The environment continues to be ripe for machinery acquisitions, as shown by the latest news from Deere and Co, that announced a joint venture with Hagie Manufacturing. Sources: AgWeb, Farm Weekly
Under the arrangement, Deere will acquire a majority ownership of Hagie, a leading manufacturer of high-clearance sprayers.
The joint venture will allow John Deere to provide a broader range of spraying equipment and precision offerings to its customers and give Hagie the ability to reach more customers and be supported with Deere’s dealer network, according to company representatives in a prepared statement.
The current plan is to continue manufacturing sprayers in Clarion, Iowa, at Hagie headquarters and for Hagie sales and service to be integrated into Deere’s global distribution channel over the next 15 months, according to Deere.
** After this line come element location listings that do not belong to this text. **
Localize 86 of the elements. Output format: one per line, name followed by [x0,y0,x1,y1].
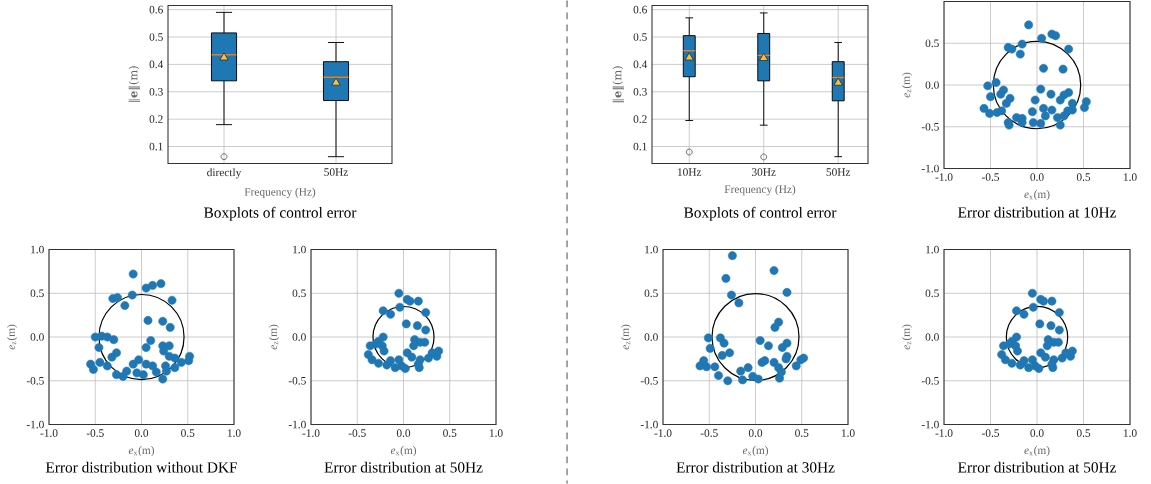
x-tick-label: -0.5 [86,429,104,437]
y-tick-label: 0.6 [149,5,163,14]
y-tick-label: 0.5 [925,39,939,48]
y-tick-label: 0.5 [149,33,163,41]
y-tick-label: 0.0 [925,81,939,89]
x-tick-label: -1.0 [40,429,58,437]
y-axis-title: ‖e‖(m) [612,66,624,103]
text: Error distribution at 50Hz [958,461,1117,473]
y-tick-label: 0.3 [149,87,163,96]
y-axis-title: e$_{z}$(m) [620,324,632,350]
y-axis-title: ‖e‖(m) [128,66,140,103]
x-axis-title: e$_{x}$(m) [390,446,417,457]
x-axis-title: e$_{x}$(m) [1024,190,1050,201]
x-axis-title: Frequency (Hz) [724,185,796,196]
x-tick-label: 0.5 [795,429,809,437]
y-tick-label: 0.4 [633,60,648,69]
y-tick-label: 1.0 [926,245,939,254]
y-tick-label: -1.0 [26,420,44,429]
y-tick-label: 0.5 [292,289,306,298]
x-tick-label: 0.0 [134,429,149,437]
y-axis-title: e$_{z}$(m) [268,324,280,350]
x-tick-label: 0.5 [1076,429,1091,437]
x-tick-label: 1.0 [489,429,503,437]
y-tick-label: 0.5 [925,289,939,298]
x-tick-label: 1.0 [227,429,241,437]
y-tick-label: 0.6 [633,5,647,14]
y-tick-label: 0.0 [925,333,939,341]
y-tick-label: 1.0 [645,245,658,254]
y-tick-label: -1.0 [640,420,658,429]
x-tick-label: 1.0 [841,429,855,437]
y-tick-label: 0.5 [633,33,647,41]
x-tick-label: -1.0 [302,429,320,437]
x-tick-label: -0.5 [700,429,718,437]
text: Boxplots of control error [684,206,837,221]
y-tick-label: 0.0 [644,333,658,341]
y-axis-title: e$_{z}$(m) [6,324,18,350]
y-tick-label: 0.5 [30,289,44,298]
text: Error distribution at 50Hz [324,461,483,473]
x-tick-label: 1.0 [1123,173,1137,181]
x-tick-label: -0.5 [981,429,1000,437]
x-tick-label: -1.0 [654,429,672,437]
x-tick-label: 0.0 [748,429,763,437]
y-tick-label: -1.0 [288,420,306,429]
x-tick-label: -1.0 [935,173,953,181]
y-tick-label: 1.0 [31,245,44,254]
x-axis-title: e$_{x}$(m) [128,446,155,457]
x-tick-label: 10Hz [677,168,702,176]
x-tick-label: 0.5 [181,429,195,437]
text: Error distribution at 30Hz [676,461,835,473]
y-tick-label: -0.5 [921,122,939,131]
y-tick-label: 0.3 [633,87,647,96]
y-tick-label: 0.0 [30,333,44,341]
x-tick-label: -0.5 [348,429,366,437]
y-tick-label: 0.1 [149,142,163,151]
text: Boxplots of control error [204,206,357,221]
y-tick-label: -1.0 [921,420,939,429]
y-axis-title: e$_{z}$(m) [901,324,913,350]
x-tick-label: -0.5 [981,173,1000,181]
x-tick-label: 0.5 [1076,173,1091,181]
y-tick-label: -0.5 [640,376,658,385]
x-tick-label: 50Hz [324,168,348,176]
y-tick-label: 0.2 [633,115,647,123]
x-tick-label: 0.0 [1030,173,1044,181]
text: Error distribution without DKF [45,461,237,473]
y-axis-title: e$_{z}$(m) [901,72,913,98]
x-axis-title: Frequency (Hz) [244,187,316,198]
x-tick-label: 1.0 [1123,429,1137,437]
x-tick-label: directly [207,168,242,179]
x-tick-label: 0.5 [443,429,457,437]
x-axis-title: e$_{x}$(m) [1024,446,1050,457]
text: Error distribution at 10Hz [958,206,1117,218]
x-tick-label: 50Hz [826,168,851,176]
x-axis-title: e$_{x}$(m) [742,446,769,457]
y-tick-label: -0.5 [26,376,44,385]
y-tick-label: 0.5 [644,289,658,298]
y-tick-label: -0.5 [288,376,306,385]
y-tick-label: 0.4 [149,60,164,69]
x-tick-label: -1.0 [935,429,953,437]
x-tick-label: 30Hz [752,168,776,176]
y-tick-label: -0.5 [921,376,939,385]
y-tick-label: 0.0 [292,333,306,341]
x-tick-label: 0.0 [396,429,411,437]
y-tick-label: 0.1 [633,142,647,151]
y-tick-label: 1.0 [293,245,306,254]
x-tick-label: 0.0 [1030,429,1044,437]
y-tick-label: 0.2 [149,115,163,123]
Farmers are more mindful of the changes in the marketplace after John Deere announced plans in 2015 to acquire Climate Corporation’s Precision Planting and data sharing across platforms and Monosem, the European market leader in precision planters.
Deere says equipment made by what they are referring to as a joint venture, will continue to carry the Hagie brand and be built at Hagie’s Iowa facility.
Sales and service for Hagie equipment will be integrated into Deere’s global distribution channels over the next 15 months.
Hagie has been sold in Australia for a number of years by Sprayershop.
Sprayershop’s Andrew Uphill, said the news had come as a shock as they had made good in-roads with the brand over the past few years.
“We’ve got a few of the them out there, there’s a few more coming on order and some quoted as well,” he said.
“They are good all round but what they can do in-crop with laying fertiliser down is their big bonus.”
The machines accepted a toolbar for laying down liquids and an air seeder box and toolbar discs for dry fertilisers.
Hagie self propelled sprayers range from 3500 to 6000 litres with high clearance a specialty – the STS16 model offering a 193 centimetre frame clearance for in-crop applications. They also offer a quad tracked version of the STS model.
“Everyone loved them,” Mr Uphill said. “They are finished off beautifully; the cab’s are purpose designed, not taken off a tractor; they are beautiful to drive and have all the features you could ask for,” he said.
“We don’t know what’s happening. We have an agreement with them so it is interesting times.”